No. Adults carry more venom, have longer fangs, and can deliver a larger dose, so adult bites are generally more serious. Juveniles can control their venom and often deliver dry or low-dose bites. Both deserve full distance and respect.
What should I actually do for a venomous snakebite?
Get away from the snake, stay calm, keep the bitten limb still and near heart level, remove rings and tight clothing before swelling starts, and reach emergency care fast. Do not cut, suck, apply ice, or use a tourniquet. Antivenom at a hospital is the treatment.
Do mothballs or store-bought repellents keep snakes away?
No. Mothballs are an ineffective and toxic pesticide hazardous to people and pets, and most commercial snake repellents show little proven effect. Manage habitat instead: mow tall grass, clear debris, seal foundation gaps, and control rodents.
Does the red-touches-yellow rhyme always identify coral snakes?
Only for coral snakes in the United States, and even there it is imperfect.
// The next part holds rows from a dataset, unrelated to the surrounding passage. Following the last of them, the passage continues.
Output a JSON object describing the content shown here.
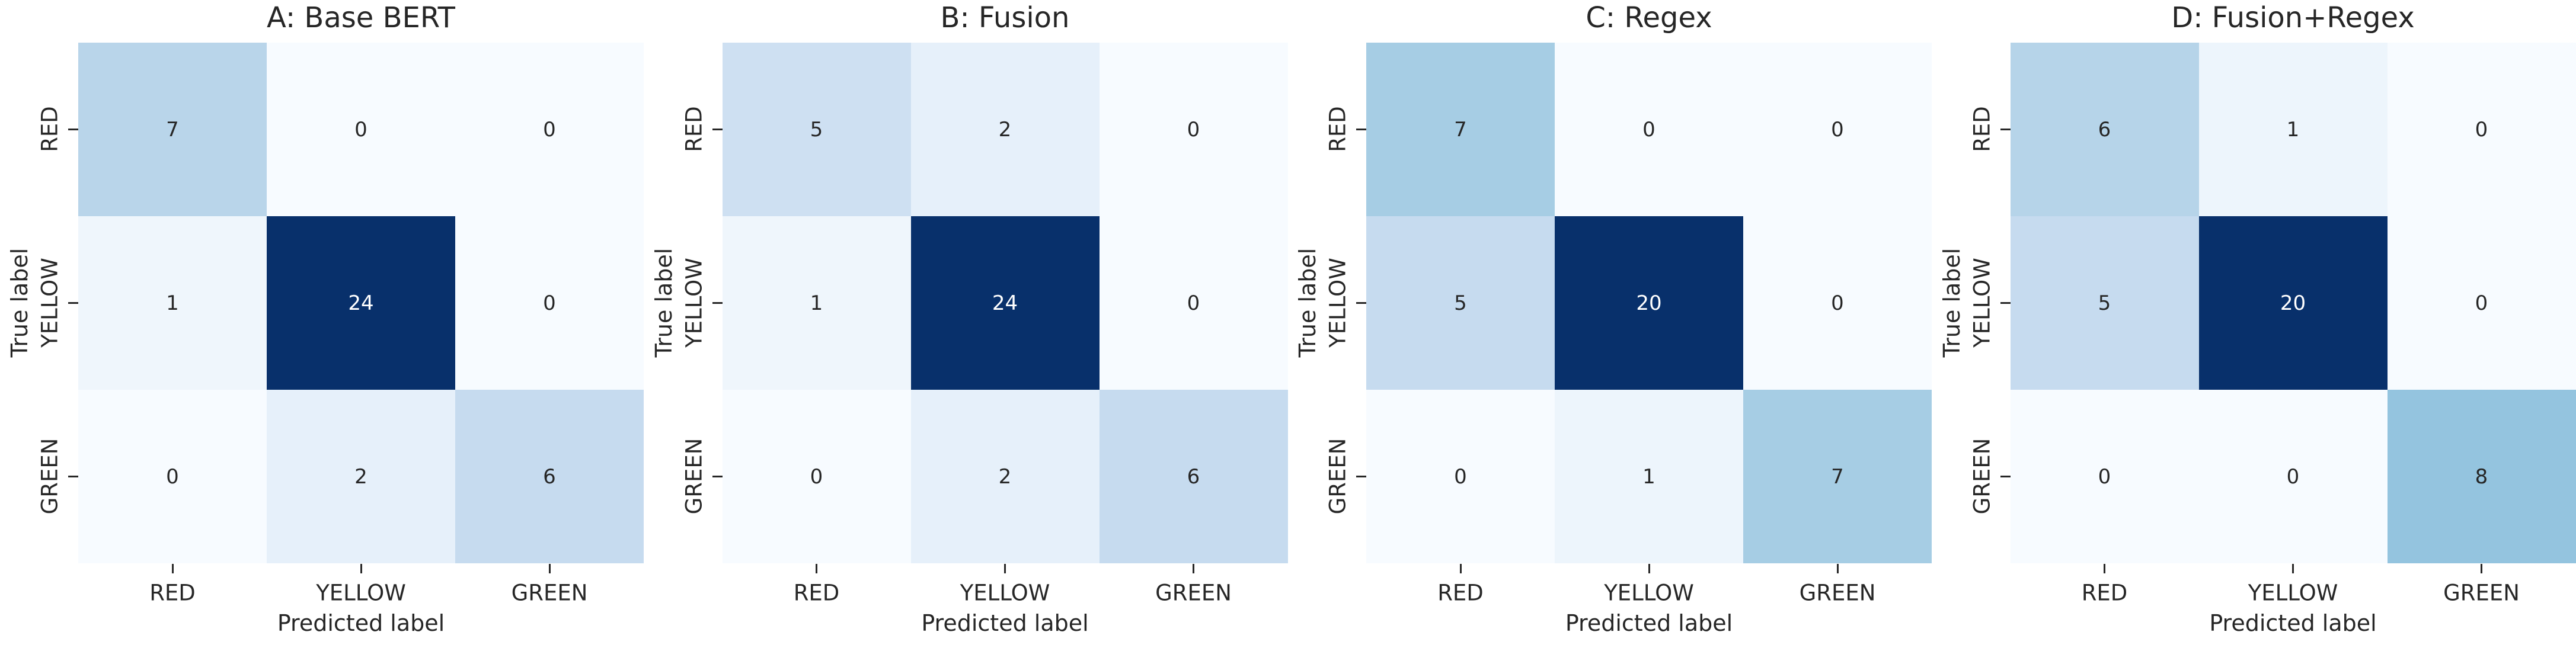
{
  "figure": {
    "type": "confusion-matrix-grid",
    "background": "#ffffff",
    "text_color": "#262626",
    "axis": {
      "xlabel": "Predicted label",
      "ylabel": "True label",
      "classes": [
        "RED",
        "YELLOW",
        "GREEN"
      ]
    },
    "colors": {
      "annot_dark": "#262626",
      "annot_light": "#ffffff",
      "colormap_name": "Blues",
      "blues_anchors": [
        "#f7fbff",
        "#deebf7",
        "#c6dbef",
        "#9ecae1",
        "#6baed6",
        "#4292c6",
        "#2171b5",
        "#08519c",
        "#08306b"
      ]
    }
  },
  "chart_data": [
    {
      "type": "heatmap",
      "title": "A: Base BERT",
      "xlabel": "Predicted label",
      "ylabel": "True label",
      "x_tick_labels": [
        "RED",
        "YELLOW",
        "GREEN"
      ],
      "y_tick_labels": [
        "RED",
        "YELLOW",
        "GREEN"
      ],
      "values": [
        [
          7,
          0,
          0
        ],
        [
          1,
          24,
          0
        ],
        [
          0,
          2,
          6
        ]
      ],
      "colormap": "Blues",
      "vmin": 0,
      "vmax": 24,
      "legend_position": "none",
      "grid": false
    },
    {
      "type": "heatmap",
      "title": "B: Fusion",
      "xlabel": "Predicted label",
      "ylabel": "True label",
      "x_tick_labels": [
        "RED",
        "YELLOW",
        "GREEN"
      ],
      "y_tick_labels": [
        "RED",
        "YELLOW",
        "GREEN"
      ],
      "values": [
        [
          5,
          2,
          0
        ],
        [
          1,
          24,
          0
        ],
        [
          0,
          2,
          6
        ]
      ],
      "colormap": "Blues",
      "vmin": 0,
      "vmax": 24,
      "legend_position": "none",
      "grid": false
    },
    {
      "type": "heatmap",
      "title": "C: Regex",
      "xlabel": "Predicted label",
      "ylabel": "True label",
      "x_tick_labels": [
        "RED",
        "YELLOW",
        "GREEN"
      ],
      "y_tick_labels": [
        "RED",
        "YELLOW",
        "GREEN"
      ],
      "values": [
        [
          7,
          0,
          0
        ],
        [
          5,
          20,
          0
        ],
        [
          0,
          1,
          7
        ]
      ],
      "colormap": "Blues",
      "vmin": 0,
      "vmax": 20,
      "legend_position": "none",
      "grid": false
    },
    {
      "type": "heatmap",
      "title": "D: Fusion+Regex",
      "xlabel": "Predicted label",
      "ylabel": "True label",
      "x_tick_labels": [
        "RED",
        "YELLOW",
        "GREEN"
      ],
      "y_tick_labels": [
        "RED",
        "YELLOW",
        "GREEN"
      ],
      "values": [
        [
          6,
          1,
          0
        ],
        [
          5,
          20,
          0
        ],
        [
          0,
          0,
          8
        ]
      ],
      "colormap": "Blues",
      "vmin": 0,
      "vmax": 20,
      "legend_position": "none",
      "grid": false
    }
  ]
}
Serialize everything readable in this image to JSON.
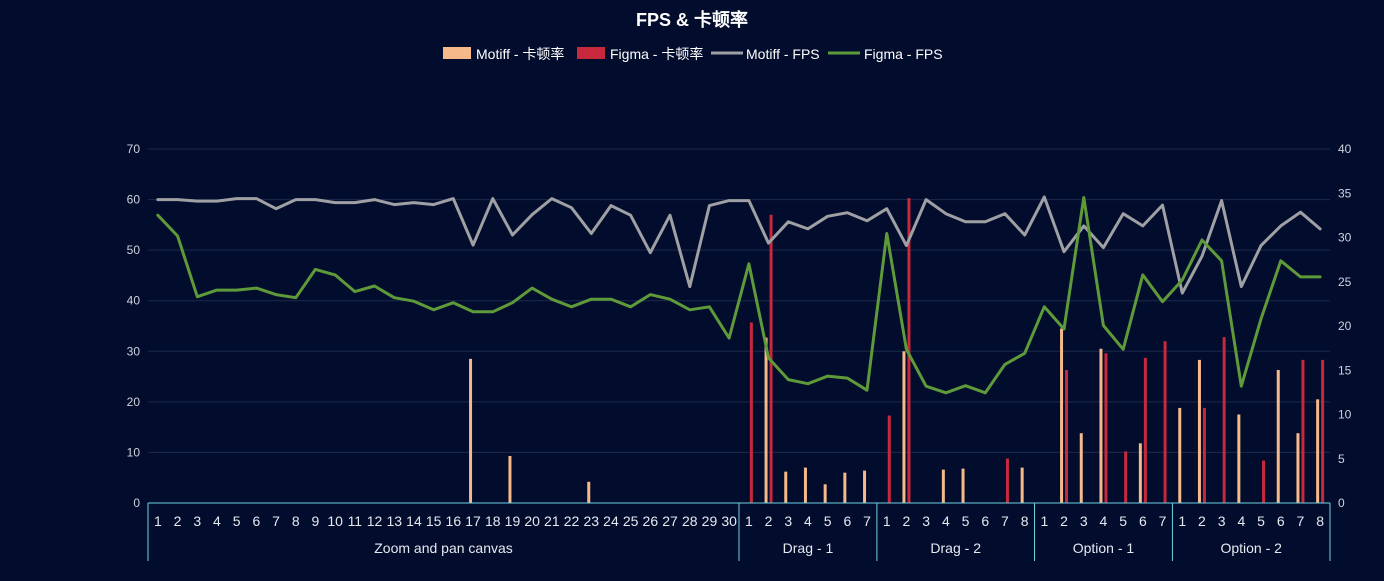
{
  "chart_data": {
    "type": "bar+line",
    "title": "FPS & 卡顿率",
    "y_left": {
      "min": 0,
      "max": 70,
      "ticks": [
        0,
        10,
        20,
        30,
        40,
        50,
        60,
        70
      ]
    },
    "y_right": {
      "min": 0,
      "max": 40,
      "ticks": [
        0,
        5,
        10,
        15,
        20,
        25,
        30,
        35,
        40
      ]
    },
    "grid": true,
    "legend_position": "top-center",
    "groups": [
      {
        "name": "Zoom and pan canvas",
        "ticks": [
          "1",
          "2",
          "3",
          "4",
          "5",
          "6",
          "7",
          "8",
          "9",
          "10",
          "11",
          "12",
          "13",
          "14",
          "15",
          "16",
          "17",
          "18",
          "19",
          "20",
          "21",
          "22",
          "23",
          "24",
          "25",
          "26",
          "27",
          "28",
          "29",
          "30"
        ]
      },
      {
        "name": "Drag - 1",
        "ticks": [
          "1",
          "2",
          "3",
          "4",
          "5",
          "6",
          "7"
        ]
      },
      {
        "name": "Drag - 2",
        "ticks": [
          "1",
          "2",
          "3",
          "4",
          "5",
          "6",
          "7",
          "8"
        ]
      },
      {
        "name": "Option - 1",
        "ticks": [
          "1",
          "2",
          "3",
          "4",
          "5",
          "6",
          "7"
        ]
      },
      {
        "name": "Option - 2",
        "ticks": [
          "1",
          "2",
          "3",
          "4",
          "5",
          "6",
          "7",
          "8"
        ]
      }
    ],
    "series": [
      {
        "name": "Motiff - 卡顿率",
        "kind": "bar",
        "axis": "left",
        "color": "#f5b98a",
        "values": [
          0,
          0,
          0,
          0,
          0,
          0,
          0,
          0,
          0,
          0,
          0,
          0,
          0,
          0,
          0,
          0,
          28.5,
          0,
          9.3,
          0,
          0,
          0,
          4.2,
          0,
          0,
          0,
          0,
          0,
          0,
          0,
          0,
          32.7,
          6.2,
          7.0,
          3.7,
          6.0,
          6.4,
          0,
          30,
          0,
          6.6,
          6.8,
          0,
          0,
          7.0,
          0,
          34.5,
          13.8,
          30.5,
          0,
          11.8,
          0,
          18.8,
          28.3,
          0,
          17.5,
          0,
          26.3,
          13.8,
          20.5
        ]
      },
      {
        "name": "Figma - 卡顿率",
        "kind": "bar",
        "axis": "left",
        "color": "#c8283c",
        "values": [
          0,
          0,
          0,
          0,
          0,
          0,
          0,
          0,
          0,
          0,
          0,
          0,
          0,
          0,
          0,
          0,
          0,
          0,
          0,
          0,
          0,
          0,
          0,
          0,
          0,
          0,
          0,
          0,
          0,
          0,
          35.7,
          57.0,
          0,
          0,
          0,
          0,
          0,
          17.3,
          60.3,
          0,
          0,
          0,
          0,
          8.8,
          0,
          0,
          26.3,
          0,
          29.6,
          10.2,
          28.7,
          32.0,
          0,
          18.8,
          32.8,
          0,
          8.4,
          0,
          28.3,
          28.3
        ]
      },
      {
        "name": "Motiff - FPS",
        "kind": "line",
        "axis": "left",
        "color": "#9fa0a4",
        "values": [
          60,
          60,
          59.7,
          59.7,
          60.2,
          60.2,
          58.2,
          60,
          60,
          59.4,
          59.4,
          60,
          59,
          59.4,
          59,
          60.2,
          51,
          60.2,
          53,
          57,
          60.2,
          58.4,
          53.3,
          58.8,
          56.9,
          49.5,
          56.9,
          42.8,
          58.8,
          59.8,
          59.8,
          51.4,
          55.6,
          54.2,
          56.7,
          57.4,
          55.8,
          58.2,
          50.9,
          60,
          57.2,
          55.6,
          55.6,
          57.2,
          53,
          60.5,
          49.7,
          54.8,
          50.5,
          57.2,
          54.8,
          58.9,
          41.5,
          48.8,
          59.8,
          42.8,
          50.9,
          54.8,
          57.5,
          54.2
        ]
      },
      {
        "name": "Figma - FPS",
        "kind": "line",
        "axis": "left",
        "color": "#5e9a3a",
        "values": [
          56.9,
          52.8,
          40.8,
          42.1,
          42.1,
          42.5,
          41.2,
          40.6,
          46.2,
          45.1,
          41.8,
          42.9,
          40.6,
          39.9,
          38.2,
          39.6,
          37.8,
          37.8,
          39.6,
          42.5,
          40.3,
          38.8,
          40.3,
          40.3,
          38.8,
          41.2,
          40.3,
          38.2,
          38.8,
          32.6,
          47.3,
          28.7,
          24.4,
          23.6,
          25.1,
          24.7,
          22.3,
          53.3,
          30.4,
          23.1,
          21.8,
          23.2,
          21.8,
          27.4,
          29.6,
          38.8,
          34.4,
          60.4,
          35.1,
          30.4,
          45.1,
          39.8,
          44.1,
          52,
          47.9,
          23.1,
          36.4,
          47.9,
          44.7,
          44.7
        ]
      }
    ]
  }
}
It fails for coral snake species in Central and South America, where banding patterns differ. Identify by your region and trusted local resources rather than the rhyme.
Can snakes hear me coming?
Yes, in their own way. Snakes lack external ears but detect ground vibrations through the jaw and inner ear and sense some airborne sound. They respond strongly to footstep vibrations, so stomping on a trail helps alert them to move off.

Last reviewed June 22, 2026. Informational only, and not a substitute for professional medical or wildlife advice.